Yotam Vilk is a reserve captain in the Israel Defense Forces and a member of Soldiers for the Hostages, an organization of Israelis who served in Gaza and are refusing to return. In an Aug. 30 guest essay in the New York Times, Vilk states that after the October 7, 2023 Hamas attack, he was consumed by the feeling that the Israeli military had failed to protect the nation. For him and others in the military, the pain was unbearable. He eagerly entered combat, “fueled by anger and guilt.” Vilk fought in Gaza for one year, first as a tank platoon commander and later as the deputy to his company commander. Vilk led ground maneuvers in Gaza, taking Hamas strongholds, tunnels, weapons depots, and command posts.

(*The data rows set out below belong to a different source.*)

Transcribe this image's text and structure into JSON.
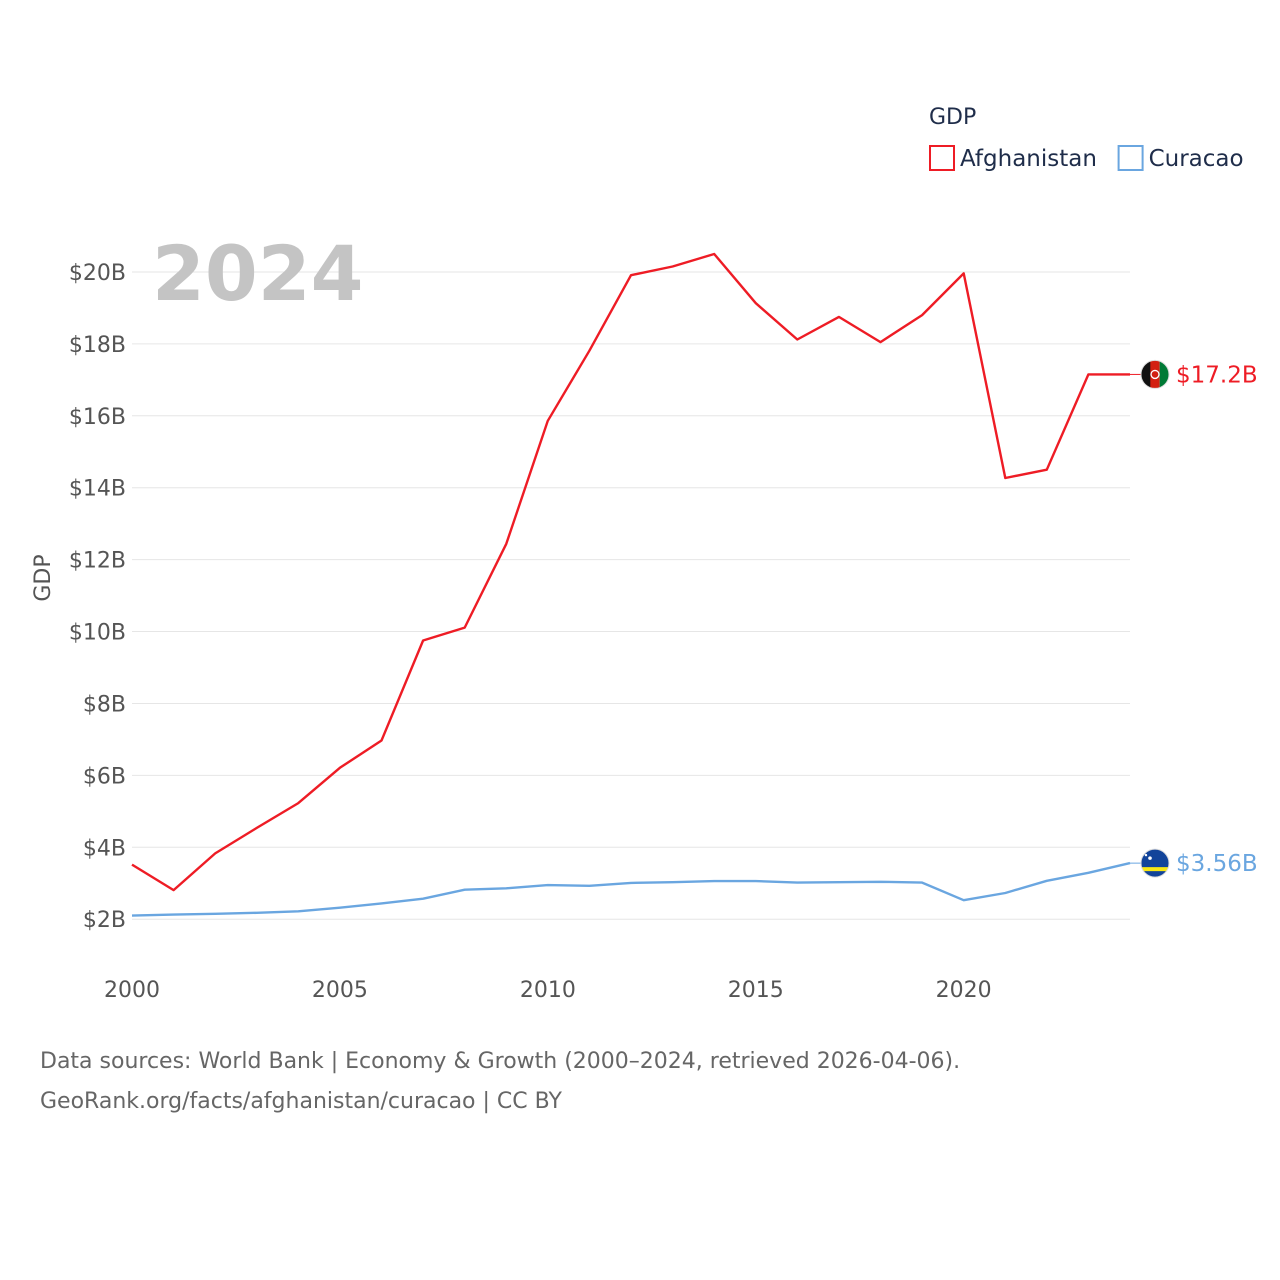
{
  "chart_data": {
    "type": "line",
    "title": "",
    "current_year_label": "2024",
    "xlabel": "",
    "ylabel": "GDP",
    "legend_title": "GDP",
    "legend_position": "top-right",
    "x": [
      2000,
      2001,
      2002,
      2003,
      2004,
      2005,
      2006,
      2007,
      2008,
      2009,
      2010,
      2011,
      2012,
      2013,
      2014,
      2015,
      2016,
      2017,
      2018,
      2019,
      2020,
      2021,
      2022,
      2023,
      2024
    ],
    "xlim": [
      2000,
      2024
    ],
    "ylim": [
      1.2,
      21.5
    ],
    "x_ticks": [
      2000,
      2005,
      2010,
      2015,
      2020
    ],
    "x_tick_labels": [
      "2000",
      "2005",
      "2010",
      "2015",
      "2020"
    ],
    "y_ticks": [
      2,
      4,
      6,
      8,
      10,
      12,
      14,
      16,
      18,
      20
    ],
    "y_tick_labels": [
      "$2B",
      "$4B",
      "$6B",
      "$8B",
      "$10B",
      "$12B",
      "$14B",
      "$16B",
      "$18B",
      "$20B"
    ],
    "grid": true,
    "series": [
      {
        "name": "Afghanistan",
        "color": "#ee1c25",
        "end_label": "$17.2B",
        "flag_icon": "afghanistan-flag-icon",
        "values": [
          3.52,
          2.81,
          3.83,
          4.54,
          5.23,
          6.21,
          6.97,
          9.75,
          10.11,
          12.44,
          15.86,
          17.81,
          19.91,
          20.15,
          20.5,
          19.13,
          18.12,
          18.75,
          18.05,
          18.8,
          19.96,
          14.27,
          14.5,
          17.15,
          17.15
        ]
      },
      {
        "name": "Curacao",
        "color": "#6aa6e0",
        "end_label": "$3.56B",
        "flag_icon": "curacao-flag-icon",
        "values": [
          2.1,
          2.13,
          2.15,
          2.18,
          2.22,
          2.32,
          2.44,
          2.57,
          2.82,
          2.86,
          2.95,
          2.93,
          3.01,
          3.03,
          3.06,
          3.06,
          3.02,
          3.03,
          3.04,
          3.02,
          2.53,
          2.73,
          3.07,
          3.29,
          3.56
        ]
      }
    ]
  },
  "footer": {
    "line1": "Data sources: World Bank | Economy & Growth (2000–2024, retrieved 2026-04-06).",
    "line2": "GeoRank.org/facts/afghanistan/curacao | CC BY"
  }
}
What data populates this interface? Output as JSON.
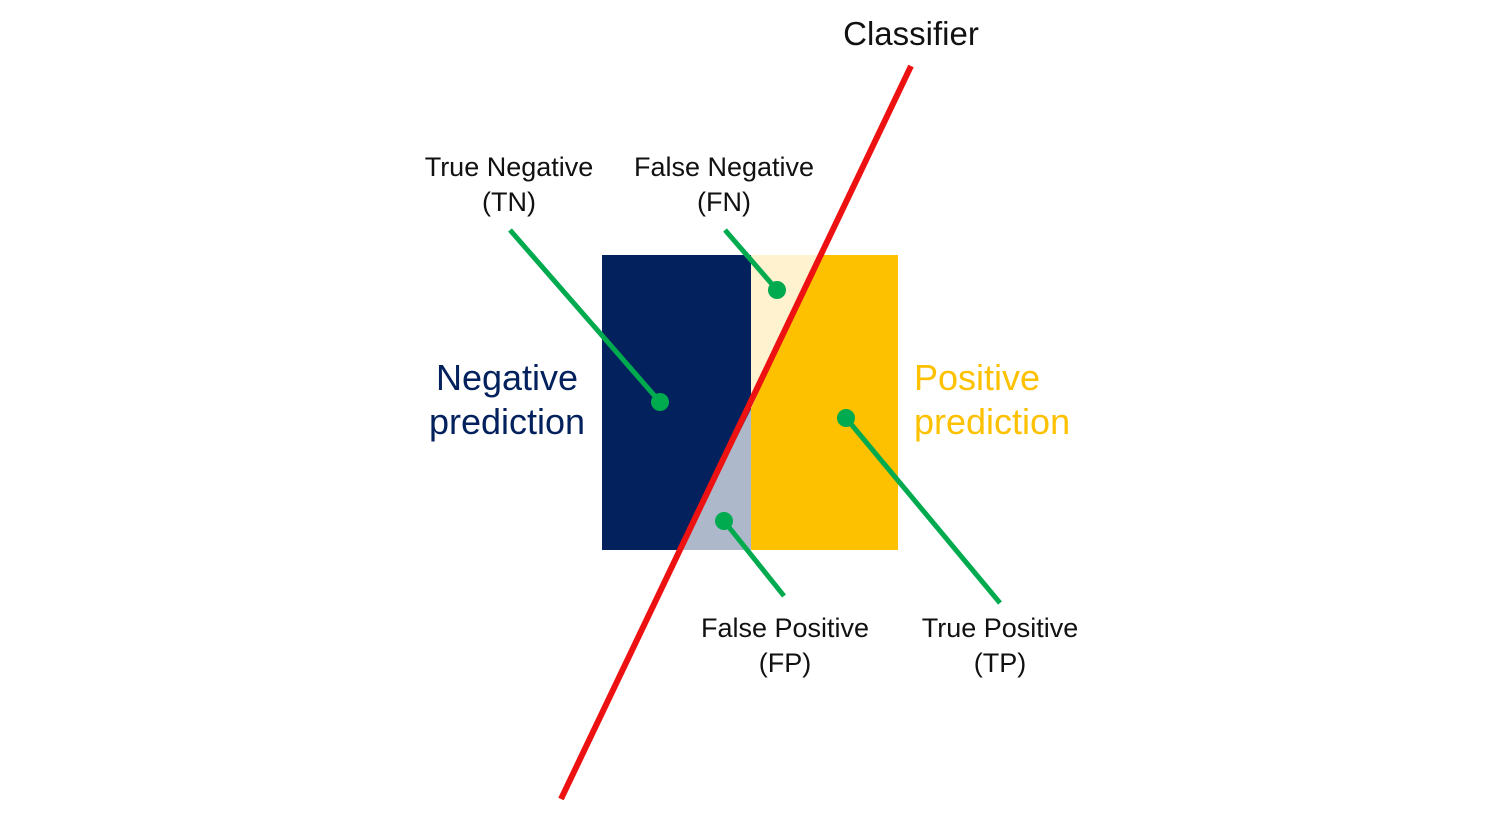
{
  "classifier_label": "Classifier",
  "negative": {
    "line1": "Negative",
    "line2": "prediction"
  },
  "positive": {
    "line1": "Positive",
    "line2": "prediction"
  },
  "regions": {
    "tn": {
      "line1": "True Negative",
      "line2": "(TN)"
    },
    "fn": {
      "line1": "False Negative",
      "line2": "(FN)"
    },
    "fp": {
      "line1": "False Positive",
      "line2": "(FP)"
    },
    "tp": {
      "line1": "True Positive",
      "line2": "(TP)"
    }
  },
  "colors": {
    "negative": "#03215C",
    "negative_light": "#AEB8CB",
    "positive": "#FDC100",
    "positive_light": "#FEF2CF",
    "classifier": "#EE1111",
    "pointer": "#00AA4F",
    "text": "#111111"
  }
}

After some time, Vilk realized, “Our own state had lost its way.” Vilk writes that the only reason that the Israeli military continued fighting was “because our leaders were never planning to stop.” He writes, “It was a war waged by nationalist populists who refused to pay the political price necessary to make the decisions to bring an end to the war and instead demanded that we—the soldiers, the hostages and the Palestinians—pay it in blood. Gaza became a lawless zone, with little effective oversight of the military and almost no personal accountability for soldiers. We came to wage a war without a timeline, without attainable goals, without an exit strategy.”
Vilk continued, “On Oct. 9, 2024, a group of Israel Defense Force soldiers, including me, issued a public letter declaring that our service had become untenable in light of Israel’s policy in Gaza and mounting evidence that the government was deliberately sabotaging hostage deals. My brigade commander immediately suspended me from my unit, despite the protests of my subordinate soldiers.”
The essay continues: “Today, as the government calls on tens of thousands of reservists to participate in the cruel reoccupation of Gaza City, I implore my fellow soldiers: Refuse to report. Thousands have already stopped showing up. Some have been sent to prison. Many remain silent. This is the time to speak. It is your duty.”